Dutch long Covid expertise centers to stay open another year
Special expertise centers for patients with long-term Covid-19 effects will remain open for at least another year. Care Minister Sophie Hermans (VVD) announced the extension in a letter to parliament. About 8.5 million euros of the original 27 million euros allocated for the centers is still available. Officials will use those funds to keep the centers running through next year.
An estimated 400,000 to 450,000 people in the Netherlands suffer long-term consequences from a coronavirus infection. Of those, 90,000 to 100,000 are severely limited in daily life. No treatment is known for long Covid.
The most common symptoms are exhaustion and cognitive impairments such as concentration loss and memory problems. Damage to the immune system can also occur.

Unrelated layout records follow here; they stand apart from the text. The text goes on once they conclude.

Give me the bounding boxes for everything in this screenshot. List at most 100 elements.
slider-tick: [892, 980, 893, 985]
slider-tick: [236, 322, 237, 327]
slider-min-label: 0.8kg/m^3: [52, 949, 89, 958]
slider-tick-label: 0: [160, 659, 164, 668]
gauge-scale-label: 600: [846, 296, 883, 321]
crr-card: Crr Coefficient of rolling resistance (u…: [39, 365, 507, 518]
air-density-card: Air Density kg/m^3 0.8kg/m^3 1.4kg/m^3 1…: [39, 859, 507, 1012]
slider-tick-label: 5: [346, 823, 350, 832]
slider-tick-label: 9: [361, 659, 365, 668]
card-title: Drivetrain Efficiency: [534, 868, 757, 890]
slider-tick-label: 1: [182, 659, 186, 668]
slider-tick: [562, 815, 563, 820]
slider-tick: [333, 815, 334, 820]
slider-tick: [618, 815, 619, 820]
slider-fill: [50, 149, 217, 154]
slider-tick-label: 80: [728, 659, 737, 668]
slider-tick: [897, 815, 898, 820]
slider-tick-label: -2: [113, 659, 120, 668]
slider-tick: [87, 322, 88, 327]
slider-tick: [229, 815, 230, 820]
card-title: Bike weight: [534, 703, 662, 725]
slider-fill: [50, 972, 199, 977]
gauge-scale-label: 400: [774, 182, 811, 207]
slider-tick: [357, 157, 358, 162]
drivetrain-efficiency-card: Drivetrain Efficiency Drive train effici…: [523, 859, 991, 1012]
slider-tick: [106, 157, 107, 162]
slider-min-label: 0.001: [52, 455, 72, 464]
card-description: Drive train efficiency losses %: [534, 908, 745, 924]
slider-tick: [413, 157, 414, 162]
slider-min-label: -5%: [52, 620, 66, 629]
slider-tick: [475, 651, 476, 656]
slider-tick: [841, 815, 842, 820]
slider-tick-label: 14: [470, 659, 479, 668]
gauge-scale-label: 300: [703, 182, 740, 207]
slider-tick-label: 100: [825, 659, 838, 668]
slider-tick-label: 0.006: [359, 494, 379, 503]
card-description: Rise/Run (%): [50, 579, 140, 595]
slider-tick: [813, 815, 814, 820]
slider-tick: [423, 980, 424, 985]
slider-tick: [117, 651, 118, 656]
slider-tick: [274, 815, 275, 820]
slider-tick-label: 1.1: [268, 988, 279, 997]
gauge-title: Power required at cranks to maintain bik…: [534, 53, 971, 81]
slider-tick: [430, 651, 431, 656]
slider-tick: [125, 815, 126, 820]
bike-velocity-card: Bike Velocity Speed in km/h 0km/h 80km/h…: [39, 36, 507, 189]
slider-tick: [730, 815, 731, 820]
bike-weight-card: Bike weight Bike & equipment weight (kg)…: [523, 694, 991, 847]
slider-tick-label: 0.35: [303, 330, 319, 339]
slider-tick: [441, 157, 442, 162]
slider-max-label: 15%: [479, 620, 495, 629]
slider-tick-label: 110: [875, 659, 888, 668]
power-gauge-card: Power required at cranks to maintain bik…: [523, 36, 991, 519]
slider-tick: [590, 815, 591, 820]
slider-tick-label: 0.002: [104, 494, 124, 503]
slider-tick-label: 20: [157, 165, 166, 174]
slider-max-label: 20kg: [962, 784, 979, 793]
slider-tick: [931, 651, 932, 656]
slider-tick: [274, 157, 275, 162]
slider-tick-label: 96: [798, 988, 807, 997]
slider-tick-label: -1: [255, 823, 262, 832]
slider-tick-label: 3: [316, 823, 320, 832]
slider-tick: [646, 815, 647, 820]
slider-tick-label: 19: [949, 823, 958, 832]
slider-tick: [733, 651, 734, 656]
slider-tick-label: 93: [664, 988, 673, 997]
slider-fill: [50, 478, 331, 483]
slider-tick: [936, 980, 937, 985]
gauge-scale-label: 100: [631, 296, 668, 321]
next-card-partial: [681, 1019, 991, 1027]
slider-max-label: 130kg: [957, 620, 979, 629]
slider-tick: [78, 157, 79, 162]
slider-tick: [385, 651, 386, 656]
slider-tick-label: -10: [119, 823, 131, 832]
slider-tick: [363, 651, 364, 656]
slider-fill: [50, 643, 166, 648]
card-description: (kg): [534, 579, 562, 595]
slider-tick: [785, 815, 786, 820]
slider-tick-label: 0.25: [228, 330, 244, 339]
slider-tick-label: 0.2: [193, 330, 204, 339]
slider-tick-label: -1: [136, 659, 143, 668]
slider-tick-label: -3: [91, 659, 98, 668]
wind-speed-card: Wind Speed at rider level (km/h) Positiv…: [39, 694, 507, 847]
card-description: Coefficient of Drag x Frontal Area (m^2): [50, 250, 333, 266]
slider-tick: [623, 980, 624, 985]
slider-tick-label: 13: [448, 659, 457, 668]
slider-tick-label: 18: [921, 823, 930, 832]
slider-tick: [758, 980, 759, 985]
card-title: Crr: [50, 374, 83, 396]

Academic hospitals in six cities opened the centers about 18 months ago. The cities include Amsterdam, Rotterdam, Utrecht, Maastricht, Leiden, and Groningen. By the end of May, they had examined 1,550 adults and 350 children with persistent complaints after a Covid-19 infection. The goal is to study the disease in greater depth and research possible treatments.
The cabinet has asked the hospitals and health insurers involved to develop a proposal for maintaining care for post-Covid patients after 2027. Multiple centers could merge into one larger organization, according to a spokesperson for Minister Hermans.